Ok so it seems that my container was still the turing one when I switched from T4 to L4. I changed the container to default 1.5 and I don't have None anymore. So the issue is definitely limited to the turing 1.5.0 version.

netw0rkf10w commented 3 months ago

@qherreros By "switching from T4 to L4", did you mean switching the type of the GPU on your machine or switching the docker image?

I tried the default image ghcr.io/huggingface/text-embeddings-inference:1.5 but got an incompatibility error:

Error: Could not create backend

Caused by:
    Could not start backend: Runtime compute cap 75 is not compatible with compile time compute cap 80
qherreros commented 3 months ago

So what I did was:

netw0rkf10w commented 3 months ago

@OlivierDehaene Could you let us know if you plan to fix this or whether we should give up gte-large-en-v1.5 on T4? Thank you in advance for your reply.

vrdn-23 commented 3 months ago

I don't think this might necessarily be a bug per se.
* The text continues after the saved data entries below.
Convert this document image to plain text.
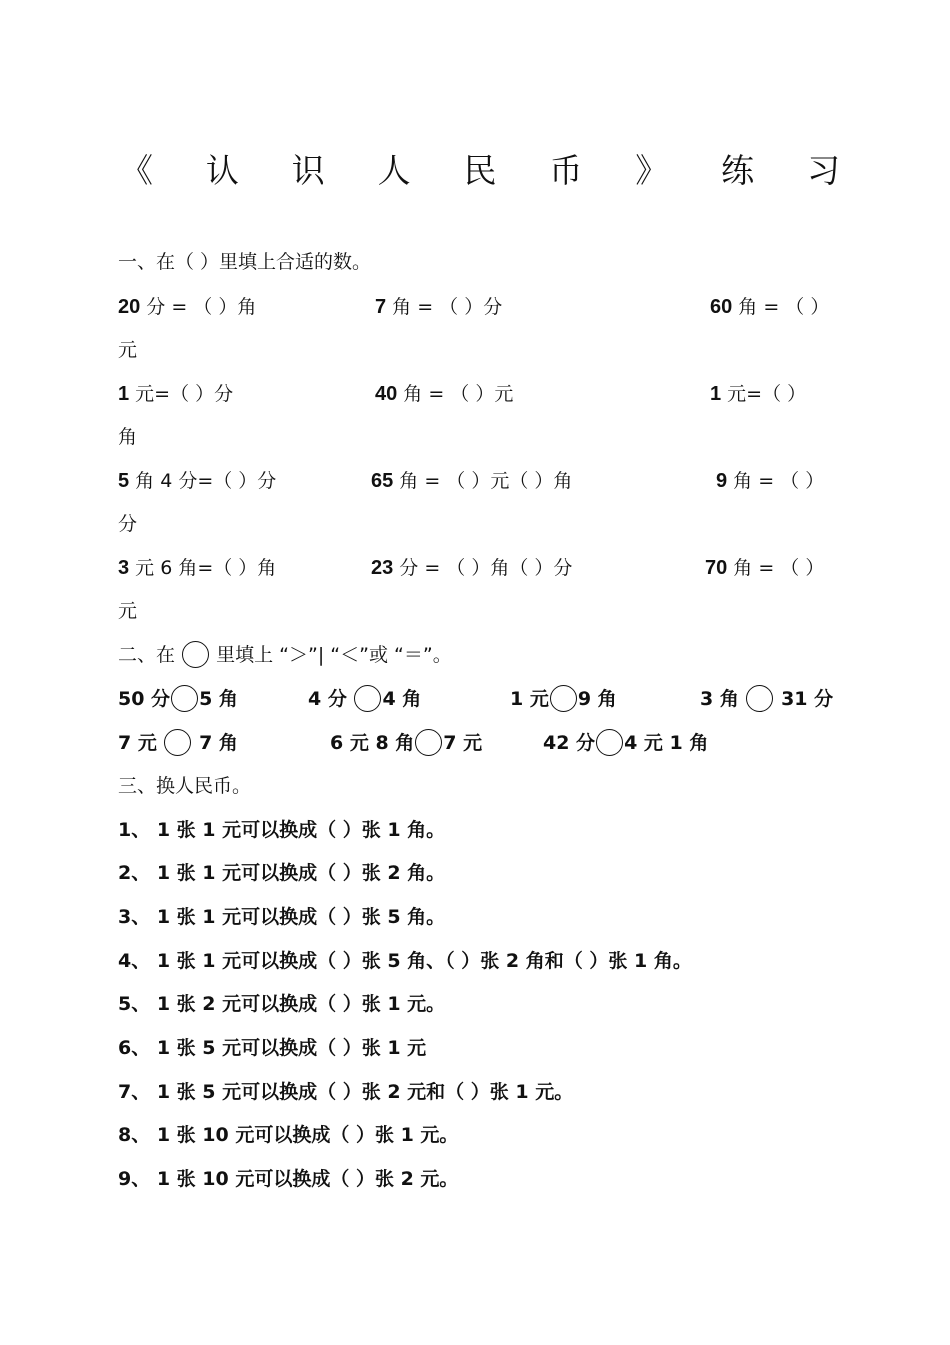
《 认 识 人 民 币 》 练 习
一、在（ ）里填上合适的数。
20 分 = （ ）角	7 角 = （ ）分	60 角 = （ ）
元
1 元=（ ）分	40 角 = （ ）元	1 元=（ ）
角
5 角 4 分=（ ）分	65 角 = （ ）元（ ）角	9 角 = （ ）
分
3 元 6 角=（ ）角	23 分 = （ ）角（ ）分	70 角 = （ ）
元
二、在 里填上 “＞”| “＜”或 “＝”。
50 分 5 角	4 分 4 角	1 元 9 角	3 角  31 分
7 元  7 角	6 元 8 角 7 元	42 分 4 元 1 角
三、换人民币。
1、 1 张 1 元可以换成（ ）张 1 角。
2、 1 张 1 元可以换成（ ）张 2 角。
3、 1 张 1 元可以换成（ ）张 5 角。
4、 1 张 1 元可以换成（ ）张 5 角、（ ）张 2 角和（ ）张 1 角。
5、 1 张 2 元可以换成（ ）张 1 元。
6、 1 张 5 元可以换成（ ）张 1 元
7、 1 张 5 元可以换成（ ）张 2 元和（ ）张 1 元。
8、 1 张 10 元可以换成（ ）张 1 元。
9、 1 张 10 元可以换成（ ）张 2 元。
The TEI docker images are built in a way such that they are GPU architecture specific. This means that they have separate image tags that are built with different architectures in mind. This kind of reduces bloat in the images and lets the user only have the absolutely essential build files in their images.

The numerical instability issues with T4 GPUs are documented here (https://github.com/huggingface/text-embeddings-inference/issues/53) which is also why Flash Attention is marked as experimental for Turing GPUs.

To solve this issue currently, I would recommend switching to an Ampere or Lovelace series of GPU and use the corresponding image tag correctly (https://github.com/huggingface/text-embeddings-inference?tab=readme-ov-file#docker-images) so that there are no compatibility issues!

Disclaimer: I'm not a maintainer. So I'm not sure if @OlivierDehaene would have a different take on this.